Geohashing Conquers the South Pole
New submitter Kjellander writes "Randall, of xkcd fame, and inventor of Geohashing, has commented on the recent successful expedition of a Globalhash less than 1 km from the Amundsen-Scott research station by 5 brave scientists staying there over winter. The last continent has been conquered and many records broken."
It may be cold at the South Pole, but it's Summer there.
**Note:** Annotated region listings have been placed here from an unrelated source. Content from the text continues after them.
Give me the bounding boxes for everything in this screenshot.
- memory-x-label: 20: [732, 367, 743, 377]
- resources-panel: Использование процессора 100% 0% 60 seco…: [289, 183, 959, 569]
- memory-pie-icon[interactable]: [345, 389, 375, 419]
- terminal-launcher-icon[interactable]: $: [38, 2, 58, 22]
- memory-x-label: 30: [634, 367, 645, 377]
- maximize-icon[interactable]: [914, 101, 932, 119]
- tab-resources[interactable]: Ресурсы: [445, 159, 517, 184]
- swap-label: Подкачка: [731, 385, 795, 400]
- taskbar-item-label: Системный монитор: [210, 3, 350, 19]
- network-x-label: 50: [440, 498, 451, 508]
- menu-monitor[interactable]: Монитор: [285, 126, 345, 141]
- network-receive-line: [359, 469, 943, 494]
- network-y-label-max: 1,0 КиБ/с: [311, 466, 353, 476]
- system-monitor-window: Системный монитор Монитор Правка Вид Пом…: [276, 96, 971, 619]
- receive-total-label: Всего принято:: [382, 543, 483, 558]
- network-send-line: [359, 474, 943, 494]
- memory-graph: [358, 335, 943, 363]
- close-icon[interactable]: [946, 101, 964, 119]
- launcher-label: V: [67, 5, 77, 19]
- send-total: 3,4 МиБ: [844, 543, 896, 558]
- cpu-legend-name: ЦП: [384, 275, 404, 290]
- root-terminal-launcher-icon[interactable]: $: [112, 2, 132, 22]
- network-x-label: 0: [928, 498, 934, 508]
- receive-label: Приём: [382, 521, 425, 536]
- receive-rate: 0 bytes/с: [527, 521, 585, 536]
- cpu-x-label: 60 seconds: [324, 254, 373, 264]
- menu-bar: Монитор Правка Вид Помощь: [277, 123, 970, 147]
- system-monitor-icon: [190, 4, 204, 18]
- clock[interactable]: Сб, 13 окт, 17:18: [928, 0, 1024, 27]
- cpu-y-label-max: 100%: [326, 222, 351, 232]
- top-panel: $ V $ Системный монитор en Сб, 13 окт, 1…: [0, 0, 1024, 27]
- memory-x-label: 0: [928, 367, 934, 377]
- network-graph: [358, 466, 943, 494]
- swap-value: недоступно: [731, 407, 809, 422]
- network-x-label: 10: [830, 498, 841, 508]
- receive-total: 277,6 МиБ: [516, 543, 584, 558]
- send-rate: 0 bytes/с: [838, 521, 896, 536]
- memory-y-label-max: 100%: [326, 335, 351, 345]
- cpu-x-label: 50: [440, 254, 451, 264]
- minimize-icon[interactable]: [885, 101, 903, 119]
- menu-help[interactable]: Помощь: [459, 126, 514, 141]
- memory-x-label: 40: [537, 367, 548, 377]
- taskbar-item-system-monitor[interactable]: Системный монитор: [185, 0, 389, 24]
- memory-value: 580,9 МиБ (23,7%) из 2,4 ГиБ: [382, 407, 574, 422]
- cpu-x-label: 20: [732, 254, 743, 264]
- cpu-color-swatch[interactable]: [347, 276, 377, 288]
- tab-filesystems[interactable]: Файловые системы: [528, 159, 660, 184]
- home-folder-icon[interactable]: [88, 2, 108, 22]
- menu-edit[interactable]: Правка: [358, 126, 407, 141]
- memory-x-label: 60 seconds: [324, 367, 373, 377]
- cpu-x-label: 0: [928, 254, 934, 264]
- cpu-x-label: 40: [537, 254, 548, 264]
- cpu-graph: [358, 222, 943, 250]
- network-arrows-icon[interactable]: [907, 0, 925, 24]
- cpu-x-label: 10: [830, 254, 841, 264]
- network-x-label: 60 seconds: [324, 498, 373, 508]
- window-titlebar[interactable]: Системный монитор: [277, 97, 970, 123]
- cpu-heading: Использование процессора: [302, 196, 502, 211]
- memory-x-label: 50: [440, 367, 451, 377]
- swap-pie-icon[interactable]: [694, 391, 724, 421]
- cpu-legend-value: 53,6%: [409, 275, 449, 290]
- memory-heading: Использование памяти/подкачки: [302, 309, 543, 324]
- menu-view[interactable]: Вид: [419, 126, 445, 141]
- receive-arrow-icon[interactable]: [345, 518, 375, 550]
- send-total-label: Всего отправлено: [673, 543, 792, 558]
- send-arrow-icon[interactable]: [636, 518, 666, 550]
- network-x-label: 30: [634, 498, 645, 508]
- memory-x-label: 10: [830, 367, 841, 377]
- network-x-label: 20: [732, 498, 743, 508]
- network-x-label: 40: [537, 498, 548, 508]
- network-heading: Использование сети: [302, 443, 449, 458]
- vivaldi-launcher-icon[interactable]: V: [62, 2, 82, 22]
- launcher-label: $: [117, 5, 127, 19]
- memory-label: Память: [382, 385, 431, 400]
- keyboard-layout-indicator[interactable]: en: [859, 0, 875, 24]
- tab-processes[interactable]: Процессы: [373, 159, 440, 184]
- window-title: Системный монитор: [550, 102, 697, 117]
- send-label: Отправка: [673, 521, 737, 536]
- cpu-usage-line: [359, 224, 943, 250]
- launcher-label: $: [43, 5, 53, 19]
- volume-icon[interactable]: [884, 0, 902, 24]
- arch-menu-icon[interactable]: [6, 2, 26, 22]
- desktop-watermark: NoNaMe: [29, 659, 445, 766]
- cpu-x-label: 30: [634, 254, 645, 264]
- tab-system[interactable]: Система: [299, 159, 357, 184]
geohashing is creating a random lat/long pair based on data that can only be known a little while ahead of time. Take the string "YYYY-MM-DD-#" where # is the opening of the DOW stock exchange, and create a 32bit MD5 checksum of that string. Convert the first 16 bits to decimal 0.XXXXX (convert hex to decimal, prepend 0.####) and the second 16 bits to 0.YYYYY. Now, take your current location, say 37.4215 -122.0855. Well, the location for that day's gathering near you would be at 37.XXXXX by -122.YYYYY. So you can see it isn't really a replacement for latitude and longitude, it's just a way to find a random place to gather.
Globalhashing is nearly the same. Take (180*0.XXXXX)-90 for latitude, (360*0.YYYYY)-180 longitude. Greater than a 70% chance that the day's globalhash will be in the ocean.